Creating sustainable planned giving

By Ken Ramsay

It is recommended that a good teacher should start every new course by posing an overall question to his students that captures the essence of the course. So, on the first day of class for the planned giving course I teach, after we have discussed the tremendous potential for planned giving, I pose this question. “If there is so much potential, and other forms of fundraising have reached their growth limit, why doesn’t every nonprofit in Canada have a flourishing planned giving program?”

In fact, the reality is quite the opposite. In Gift Planning In Canada of April 2016, Kimberley MacKenzie described a research project done by one of my students at Humber College, Rebecca Ferrell. (Rebecca is now the Community Development Coordinator at Woodstock Hospital Foundation.) Her research showed that 44.5% of surveyed organizations had no planned giving program at all; 67% had no knowledgeable staff on planned giving and a full 77% had no budget.
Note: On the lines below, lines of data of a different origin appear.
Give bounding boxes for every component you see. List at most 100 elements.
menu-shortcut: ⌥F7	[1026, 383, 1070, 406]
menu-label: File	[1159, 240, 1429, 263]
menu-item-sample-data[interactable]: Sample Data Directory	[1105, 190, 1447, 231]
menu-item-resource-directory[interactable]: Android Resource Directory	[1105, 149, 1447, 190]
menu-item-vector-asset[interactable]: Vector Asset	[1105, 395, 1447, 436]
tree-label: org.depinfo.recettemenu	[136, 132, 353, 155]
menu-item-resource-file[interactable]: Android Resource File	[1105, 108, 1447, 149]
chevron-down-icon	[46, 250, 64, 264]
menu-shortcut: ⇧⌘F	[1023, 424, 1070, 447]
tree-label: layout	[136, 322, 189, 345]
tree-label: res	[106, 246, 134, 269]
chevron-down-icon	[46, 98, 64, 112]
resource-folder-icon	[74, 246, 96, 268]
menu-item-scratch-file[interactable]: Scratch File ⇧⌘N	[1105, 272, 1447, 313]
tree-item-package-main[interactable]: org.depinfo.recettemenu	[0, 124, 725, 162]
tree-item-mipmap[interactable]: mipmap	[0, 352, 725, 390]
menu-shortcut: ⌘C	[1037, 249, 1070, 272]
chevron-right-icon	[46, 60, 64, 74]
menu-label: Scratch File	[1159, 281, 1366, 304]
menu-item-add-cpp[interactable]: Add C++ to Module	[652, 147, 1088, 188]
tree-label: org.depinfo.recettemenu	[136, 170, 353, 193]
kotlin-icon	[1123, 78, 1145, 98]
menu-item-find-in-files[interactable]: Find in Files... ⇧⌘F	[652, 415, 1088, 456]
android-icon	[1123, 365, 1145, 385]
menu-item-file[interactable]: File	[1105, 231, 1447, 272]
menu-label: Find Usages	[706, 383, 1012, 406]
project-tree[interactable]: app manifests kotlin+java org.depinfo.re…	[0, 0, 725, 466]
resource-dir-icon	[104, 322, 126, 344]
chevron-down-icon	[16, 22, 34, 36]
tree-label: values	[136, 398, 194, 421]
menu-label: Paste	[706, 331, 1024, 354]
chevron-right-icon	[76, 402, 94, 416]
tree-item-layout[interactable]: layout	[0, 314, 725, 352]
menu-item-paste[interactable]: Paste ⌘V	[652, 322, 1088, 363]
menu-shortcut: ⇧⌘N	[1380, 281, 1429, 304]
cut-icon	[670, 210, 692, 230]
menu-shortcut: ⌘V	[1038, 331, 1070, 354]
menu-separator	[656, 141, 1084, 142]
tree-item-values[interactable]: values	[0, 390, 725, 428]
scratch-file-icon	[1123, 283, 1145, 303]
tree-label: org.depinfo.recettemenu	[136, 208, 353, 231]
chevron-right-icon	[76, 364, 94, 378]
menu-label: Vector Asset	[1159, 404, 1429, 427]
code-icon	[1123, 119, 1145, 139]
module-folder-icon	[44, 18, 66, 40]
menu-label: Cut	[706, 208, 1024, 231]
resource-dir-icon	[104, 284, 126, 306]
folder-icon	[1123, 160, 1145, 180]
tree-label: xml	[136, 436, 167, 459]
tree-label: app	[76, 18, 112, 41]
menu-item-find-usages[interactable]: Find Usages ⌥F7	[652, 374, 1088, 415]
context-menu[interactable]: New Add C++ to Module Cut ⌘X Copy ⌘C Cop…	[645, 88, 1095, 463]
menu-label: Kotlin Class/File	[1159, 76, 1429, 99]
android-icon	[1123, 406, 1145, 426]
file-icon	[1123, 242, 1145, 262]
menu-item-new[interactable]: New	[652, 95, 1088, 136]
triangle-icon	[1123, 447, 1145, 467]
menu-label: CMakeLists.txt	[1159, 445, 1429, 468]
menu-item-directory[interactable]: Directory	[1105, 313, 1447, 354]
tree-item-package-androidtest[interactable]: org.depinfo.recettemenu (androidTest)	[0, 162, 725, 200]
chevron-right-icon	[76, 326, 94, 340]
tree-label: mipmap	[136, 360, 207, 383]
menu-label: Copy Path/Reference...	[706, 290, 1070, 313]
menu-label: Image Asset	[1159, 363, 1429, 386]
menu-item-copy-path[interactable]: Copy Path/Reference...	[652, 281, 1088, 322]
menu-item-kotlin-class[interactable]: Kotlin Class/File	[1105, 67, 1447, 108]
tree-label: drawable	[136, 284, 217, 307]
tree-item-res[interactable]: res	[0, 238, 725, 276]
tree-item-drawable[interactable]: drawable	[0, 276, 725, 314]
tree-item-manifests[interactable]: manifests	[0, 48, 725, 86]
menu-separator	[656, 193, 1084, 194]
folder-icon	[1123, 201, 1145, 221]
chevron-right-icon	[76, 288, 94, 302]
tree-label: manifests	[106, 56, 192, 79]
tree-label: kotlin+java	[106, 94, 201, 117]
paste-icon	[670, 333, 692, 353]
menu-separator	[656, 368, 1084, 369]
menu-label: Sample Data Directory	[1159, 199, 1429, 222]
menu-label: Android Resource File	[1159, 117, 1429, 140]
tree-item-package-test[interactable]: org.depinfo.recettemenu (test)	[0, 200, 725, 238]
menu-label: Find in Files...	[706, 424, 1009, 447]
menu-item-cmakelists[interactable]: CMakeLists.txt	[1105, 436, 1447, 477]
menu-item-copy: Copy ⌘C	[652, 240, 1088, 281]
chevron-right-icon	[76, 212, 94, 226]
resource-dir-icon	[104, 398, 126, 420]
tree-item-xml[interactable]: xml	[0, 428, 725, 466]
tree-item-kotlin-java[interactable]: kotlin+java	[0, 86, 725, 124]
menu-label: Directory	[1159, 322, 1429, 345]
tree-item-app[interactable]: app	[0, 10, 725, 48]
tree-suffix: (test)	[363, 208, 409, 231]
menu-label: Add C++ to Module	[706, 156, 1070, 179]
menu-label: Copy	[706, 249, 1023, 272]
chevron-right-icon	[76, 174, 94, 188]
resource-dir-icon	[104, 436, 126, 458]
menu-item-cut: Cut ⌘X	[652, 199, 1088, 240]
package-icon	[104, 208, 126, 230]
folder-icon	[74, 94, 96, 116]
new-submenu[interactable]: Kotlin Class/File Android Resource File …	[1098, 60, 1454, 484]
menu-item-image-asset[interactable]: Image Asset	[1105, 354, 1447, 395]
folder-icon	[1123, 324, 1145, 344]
Sadly, this survey supports provides the answers to my classroom question –

  • A planned giving program takes years to develop.
  • There’s no quick payback.
  • Many organizations live year-to-year.
  • It’s too expensive.

There are those in the sector who have argued for more investment in planned giving fundraising for over 25 years with only moderate success. So here’s a new argument: planned giving must be central to the long-term sustainability of almost every nonprofit in Canada.

Sustainability, you ask?

Sustainability is the long-term continuation of the mission of an organization.  It is refers to the ability of an organization to deliver it’s mission at a high level years from now, in good times and bad, in times of economic prosperity and in recession, when the annual fund falls flat and when it soars, when major gift fatigue sets in and when the campaign is over the top – sustainabilitythrough it all.

I am offering this argument based on three sources. Two are fact-based research and one is a recurring anecdote I am hearing more and more. The research studies are both based on studies of fundraising revenue done in the United States. (I often turn to U.S. research because it can be well done, it is available and is also usually very applicable to the Canadian context.)

The first study, done by Schervish and Havens in 2009, used federal IRS data to discover a revealing fact concerning three cohorts of the North American population. Pre-boomers (born before 1946) have considerable wealth and are very charitable during their lifetimes and in their estates when they die. Boomers (born between 1946 and 1965) are also quite charitable and because they have or will inherit great wealth, are a huge potential for major gift and planned gift philanthropy over the next 30 years. The real surprise were the post-boomers – those adults younger than boomers (born between 1966 and 1985). They found out that they were 20% less charitable than boomers were at their age. We can assume their reluctance to support nonprofits will continue as these post-boomers age.  However, in Canada we have another challenge – there are also 20% less post-boomers because of the exaggerated Boomer bulge in the population. So, in Canada there is a major challenge coming down the track for nonprofits that rely on philanthropy. There will be a projected 40% drop in revenue gradually building over the next 30 years if we keep doing what we are doing – a growing threat to sustainability.

The next study is simple and fascinating. Done by the Center of Philanthropy at Indiana University for Giving USA, this study compared fundraising revenue by fundraising sources during non-recession and recession times. The aberration is evident. Only bequest revenue remains positive during recession times and actually increases! Only bequests, the key planned gift, guarantees sustainability.

The anecdotal evidence for my argument happened last year. By co-incidence vice-presidents of four large hospital foundations separately confided in me that only over-achievement of planned giving revenue had allowed their foundations to reach annual revenue goals allowing them to fully support the mission of the organization. All have strong planned giving programs with extensive bequest pipelines that keep flowing at an increasing rate year after year – providing sustainability for their important missions.

So I invite you to rethink a planned giving program as a “sustainability plan” for your organization. Represent planned giving to senior management and boards this way. Every year, ask the question – how are you developing your sustainability plan?

If we ask that question of ourselves, planned giving becomes urgent and vital. The research and trends are clear and the question of sustainability is on the table. The long-term future of your organization may depend on it.